Avukat Yaman, çocuklara kurgulanmış ifade verdirildiğini öne sürerek, konuşmasını şöyle sürdürdü:
“Olay sırasında yaşanan boğuşmada silah gelişigüzel patlamıştır. Ortada boğuşma yoktur. Kriminal rapor da bunu söylemektedir. Otopsi raporunda ‘boğuşma var’ denilmiştir. Bu nedenle, otopsi raporuna değil, kriminal rapora itibar edilmelidir. Ortada kast vardır. Maktul içeri girer girmez sanık doğrudan kalbi bölgesine hedef alarak ateş etmiştir. Ortada ‘eşe karşı, kasten tasarlayarak öldürme’ fiili vardır. Tahrik uygulanacak ise de üst sınırdan değil, alt sınırdan uygulanması gerekir.”

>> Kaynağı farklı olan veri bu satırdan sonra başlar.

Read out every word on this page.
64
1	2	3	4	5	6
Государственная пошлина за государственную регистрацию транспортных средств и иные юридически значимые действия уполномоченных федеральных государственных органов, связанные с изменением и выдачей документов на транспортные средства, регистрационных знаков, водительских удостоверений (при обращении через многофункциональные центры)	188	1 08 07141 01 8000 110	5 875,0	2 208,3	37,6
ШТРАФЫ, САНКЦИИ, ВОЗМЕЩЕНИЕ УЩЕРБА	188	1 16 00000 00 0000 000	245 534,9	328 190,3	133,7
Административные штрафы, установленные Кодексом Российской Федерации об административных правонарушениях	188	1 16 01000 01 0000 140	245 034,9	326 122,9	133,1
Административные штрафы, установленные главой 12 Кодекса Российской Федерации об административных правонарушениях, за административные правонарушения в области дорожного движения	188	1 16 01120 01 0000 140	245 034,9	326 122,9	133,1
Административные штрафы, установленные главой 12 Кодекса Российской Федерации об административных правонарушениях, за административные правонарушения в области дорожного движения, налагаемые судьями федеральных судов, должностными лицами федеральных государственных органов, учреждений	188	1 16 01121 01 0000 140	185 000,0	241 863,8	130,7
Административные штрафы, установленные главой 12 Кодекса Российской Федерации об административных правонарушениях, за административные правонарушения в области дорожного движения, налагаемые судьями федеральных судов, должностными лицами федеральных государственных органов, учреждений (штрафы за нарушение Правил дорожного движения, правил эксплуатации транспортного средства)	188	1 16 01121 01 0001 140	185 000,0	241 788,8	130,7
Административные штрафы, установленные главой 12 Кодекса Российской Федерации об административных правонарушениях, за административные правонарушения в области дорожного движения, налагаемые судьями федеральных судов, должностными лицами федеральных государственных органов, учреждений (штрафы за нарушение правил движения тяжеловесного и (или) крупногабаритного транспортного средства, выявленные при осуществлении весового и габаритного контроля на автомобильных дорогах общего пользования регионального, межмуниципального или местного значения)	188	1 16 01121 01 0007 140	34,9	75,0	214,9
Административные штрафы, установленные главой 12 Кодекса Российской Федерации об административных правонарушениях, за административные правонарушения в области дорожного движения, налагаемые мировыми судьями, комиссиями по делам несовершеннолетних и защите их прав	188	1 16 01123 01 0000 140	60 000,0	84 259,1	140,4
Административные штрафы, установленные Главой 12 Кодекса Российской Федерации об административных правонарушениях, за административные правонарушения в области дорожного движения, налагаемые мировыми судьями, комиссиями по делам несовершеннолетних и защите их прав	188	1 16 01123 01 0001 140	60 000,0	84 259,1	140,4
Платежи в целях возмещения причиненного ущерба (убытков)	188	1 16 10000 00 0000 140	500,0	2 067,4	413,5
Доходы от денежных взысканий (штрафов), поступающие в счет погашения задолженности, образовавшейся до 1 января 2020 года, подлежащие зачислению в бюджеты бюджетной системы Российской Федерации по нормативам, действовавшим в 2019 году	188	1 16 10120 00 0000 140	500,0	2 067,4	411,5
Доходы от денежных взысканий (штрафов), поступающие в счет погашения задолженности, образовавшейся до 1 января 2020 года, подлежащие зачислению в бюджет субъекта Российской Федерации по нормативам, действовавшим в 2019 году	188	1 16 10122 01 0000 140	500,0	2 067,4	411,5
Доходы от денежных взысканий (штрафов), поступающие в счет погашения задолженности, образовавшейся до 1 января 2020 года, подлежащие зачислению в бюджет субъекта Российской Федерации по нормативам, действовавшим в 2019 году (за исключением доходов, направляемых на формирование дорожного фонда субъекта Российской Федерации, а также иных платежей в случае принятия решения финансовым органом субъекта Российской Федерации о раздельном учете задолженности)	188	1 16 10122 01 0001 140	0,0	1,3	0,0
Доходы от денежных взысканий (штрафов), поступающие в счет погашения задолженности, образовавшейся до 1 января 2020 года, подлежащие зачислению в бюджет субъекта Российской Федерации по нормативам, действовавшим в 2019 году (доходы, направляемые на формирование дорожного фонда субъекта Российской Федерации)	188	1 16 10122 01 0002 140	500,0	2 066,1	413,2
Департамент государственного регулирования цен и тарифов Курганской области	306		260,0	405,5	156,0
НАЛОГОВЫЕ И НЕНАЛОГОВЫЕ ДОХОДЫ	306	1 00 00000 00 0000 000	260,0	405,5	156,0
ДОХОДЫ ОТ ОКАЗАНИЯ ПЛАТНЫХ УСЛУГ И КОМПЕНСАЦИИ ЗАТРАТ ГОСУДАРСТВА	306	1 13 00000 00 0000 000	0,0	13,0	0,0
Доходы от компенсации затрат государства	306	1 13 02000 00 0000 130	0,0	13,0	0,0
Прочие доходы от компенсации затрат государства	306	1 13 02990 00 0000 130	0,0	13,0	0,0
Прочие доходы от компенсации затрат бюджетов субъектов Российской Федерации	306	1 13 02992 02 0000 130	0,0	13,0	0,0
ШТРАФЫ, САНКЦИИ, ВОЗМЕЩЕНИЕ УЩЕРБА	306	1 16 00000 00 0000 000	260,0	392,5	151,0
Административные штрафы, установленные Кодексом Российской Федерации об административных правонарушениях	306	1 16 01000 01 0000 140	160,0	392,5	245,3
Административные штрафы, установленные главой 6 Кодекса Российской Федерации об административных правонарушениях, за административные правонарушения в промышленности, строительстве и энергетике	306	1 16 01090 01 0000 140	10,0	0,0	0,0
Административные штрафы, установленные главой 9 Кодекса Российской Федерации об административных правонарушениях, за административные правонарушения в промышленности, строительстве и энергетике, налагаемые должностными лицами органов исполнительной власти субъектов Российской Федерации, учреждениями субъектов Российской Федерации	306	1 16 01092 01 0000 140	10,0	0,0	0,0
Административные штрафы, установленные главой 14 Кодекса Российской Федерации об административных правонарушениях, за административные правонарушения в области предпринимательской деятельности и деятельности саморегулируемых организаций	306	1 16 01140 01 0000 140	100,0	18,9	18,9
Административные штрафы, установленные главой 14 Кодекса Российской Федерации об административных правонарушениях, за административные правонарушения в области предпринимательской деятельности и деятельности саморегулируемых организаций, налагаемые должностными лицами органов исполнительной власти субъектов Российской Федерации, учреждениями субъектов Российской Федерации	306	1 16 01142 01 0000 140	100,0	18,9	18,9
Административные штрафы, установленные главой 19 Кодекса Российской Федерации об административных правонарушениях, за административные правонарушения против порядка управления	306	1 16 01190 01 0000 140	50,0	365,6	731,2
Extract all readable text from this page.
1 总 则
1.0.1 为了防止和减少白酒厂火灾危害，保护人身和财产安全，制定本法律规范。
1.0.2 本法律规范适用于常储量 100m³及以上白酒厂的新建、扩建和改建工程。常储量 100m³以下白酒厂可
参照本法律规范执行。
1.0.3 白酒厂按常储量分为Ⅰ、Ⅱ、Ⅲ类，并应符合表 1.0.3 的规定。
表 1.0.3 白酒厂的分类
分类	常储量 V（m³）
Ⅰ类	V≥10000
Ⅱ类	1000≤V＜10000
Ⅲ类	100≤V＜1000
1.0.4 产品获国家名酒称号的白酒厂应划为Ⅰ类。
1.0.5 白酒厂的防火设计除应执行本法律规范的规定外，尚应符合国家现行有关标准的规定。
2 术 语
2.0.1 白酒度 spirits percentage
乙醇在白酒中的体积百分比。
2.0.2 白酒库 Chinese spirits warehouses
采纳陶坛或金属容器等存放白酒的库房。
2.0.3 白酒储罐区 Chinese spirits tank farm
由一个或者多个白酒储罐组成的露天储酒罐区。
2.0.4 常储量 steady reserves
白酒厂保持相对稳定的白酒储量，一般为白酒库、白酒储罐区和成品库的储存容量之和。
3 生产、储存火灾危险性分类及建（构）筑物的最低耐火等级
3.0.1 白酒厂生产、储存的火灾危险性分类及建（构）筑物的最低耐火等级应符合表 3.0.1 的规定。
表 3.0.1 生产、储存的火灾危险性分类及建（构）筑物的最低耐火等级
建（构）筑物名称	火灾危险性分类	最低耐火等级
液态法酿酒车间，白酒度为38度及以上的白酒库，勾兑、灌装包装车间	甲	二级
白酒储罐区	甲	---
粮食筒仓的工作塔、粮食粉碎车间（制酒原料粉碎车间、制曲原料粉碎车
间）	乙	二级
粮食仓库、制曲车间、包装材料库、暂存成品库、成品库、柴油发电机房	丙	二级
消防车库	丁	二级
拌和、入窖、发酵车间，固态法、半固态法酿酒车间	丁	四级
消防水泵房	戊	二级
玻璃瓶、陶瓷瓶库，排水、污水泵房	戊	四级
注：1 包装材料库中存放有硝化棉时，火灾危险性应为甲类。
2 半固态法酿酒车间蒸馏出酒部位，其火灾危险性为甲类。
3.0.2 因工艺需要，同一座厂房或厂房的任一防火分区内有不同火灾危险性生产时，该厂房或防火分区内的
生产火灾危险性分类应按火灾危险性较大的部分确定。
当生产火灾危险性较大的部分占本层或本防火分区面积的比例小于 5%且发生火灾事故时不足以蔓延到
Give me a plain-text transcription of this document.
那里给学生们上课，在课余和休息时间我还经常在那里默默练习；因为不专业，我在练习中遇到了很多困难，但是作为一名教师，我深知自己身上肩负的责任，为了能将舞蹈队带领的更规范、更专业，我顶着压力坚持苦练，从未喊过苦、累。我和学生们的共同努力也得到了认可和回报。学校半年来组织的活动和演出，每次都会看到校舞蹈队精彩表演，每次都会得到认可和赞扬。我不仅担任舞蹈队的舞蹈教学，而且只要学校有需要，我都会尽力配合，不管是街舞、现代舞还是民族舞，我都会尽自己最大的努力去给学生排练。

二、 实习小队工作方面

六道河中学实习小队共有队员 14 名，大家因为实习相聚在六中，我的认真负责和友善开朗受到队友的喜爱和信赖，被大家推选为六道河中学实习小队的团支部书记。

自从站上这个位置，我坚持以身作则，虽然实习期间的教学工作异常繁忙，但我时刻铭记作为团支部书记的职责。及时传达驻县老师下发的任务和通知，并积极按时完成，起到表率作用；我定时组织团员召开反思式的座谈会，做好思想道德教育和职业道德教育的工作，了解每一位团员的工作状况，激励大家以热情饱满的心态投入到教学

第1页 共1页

Melek İpek ise eşinin o gün ilk defa dövmediğini ifade ederek şöyle konuştu:
“Önceleri daha kısa dövüyordu. O gün çok daha farklıydı. İlk gece silahı ateşlediğinde mermi pencereye değil de bana isabet etseydi şu an ölmüş olacaktım. Banyoda ellerim kelepçeli yattığımda çocuklarımın sesini duyamamıştım. Onların öldüğünü düşündüm. O an Allah’a yalvardım. Beni çocuklarımın acısıyla sınamasın istedim. ‘Allah’ım çocuklarımın ölüsünü gösterme’ diye dua ettim. Ama çocuklarımın sesini duşunca mutlu oldum. O yaşadığım soğuğu unuttum. Sonrasında eşime beni öldürmesin diye yalvardım. Ben 14 yıl boyunca hayatımdan sessiz sedasız çıksın diye dua ettim. Çocuklar doğmadan önce kendimi öldürmeyi dahi denedim. Ama eşimin ölmesini aklımdan geçirmeyi bırakın, ölsün diye dua bile etmedim. Hep hayatımızdan çıksın diye bu zamana kadar sabrettim. Ben eşim öldüğü için de çok üzgünüm. Ama o gün silah patlamamış ve o ölmüş olmasaydı, çocuklarımla birlikte ben ölecektim. Şiddeti sadece bana değil, Melike’ye de uyguluyordu. Melike uzaklaştırma kararı aldırdığında yine şiddetini sürdürüyordu. Melike’nin vücudunda iz kalmasın istiyordu. Bu nedenle de güneş panelinde bulunan akü ile vücuduna elektrik vermek istiyordu. Melike’yi de benim aracılığımla yanına çekmek istiyordu. Ben Melike’ye de üzülüyordum.”
Tahliye kararını duyunca ağladı
Sanık Melek İpek’in avukatı Ahmet Onaran ise mütalaaya katıldıklarını belirterek, duruşma arasında sundukları 19 sayfadan oluşan yazılı beyanlarını tekrar ettiklerini söyledi. Melek İpek ise son sözünde, “Ben böyle olmasını hiç istemedim” dedi.
Mahkeme heyeti, verilen aranın ardından kararını açıkladı. Heyet, ‘meşru savunmada sınırın aşılması mazur görülebilecek bir heyecan, korku ve telaştan ileri gelmiş ise faile ceza verilmez’ hükmü gereğince Melek İpek’in tahliyesine karar verdi. Hakim karşısına çıktığı 3’üncü duruşmada 108 gün sonra tahliye kararı ile özgürlüğüne Kavuşan Melet İpek, hıçkırıklarla ağlayarak, mahkeme heyetine “Çok teşekkür ederim” dedi.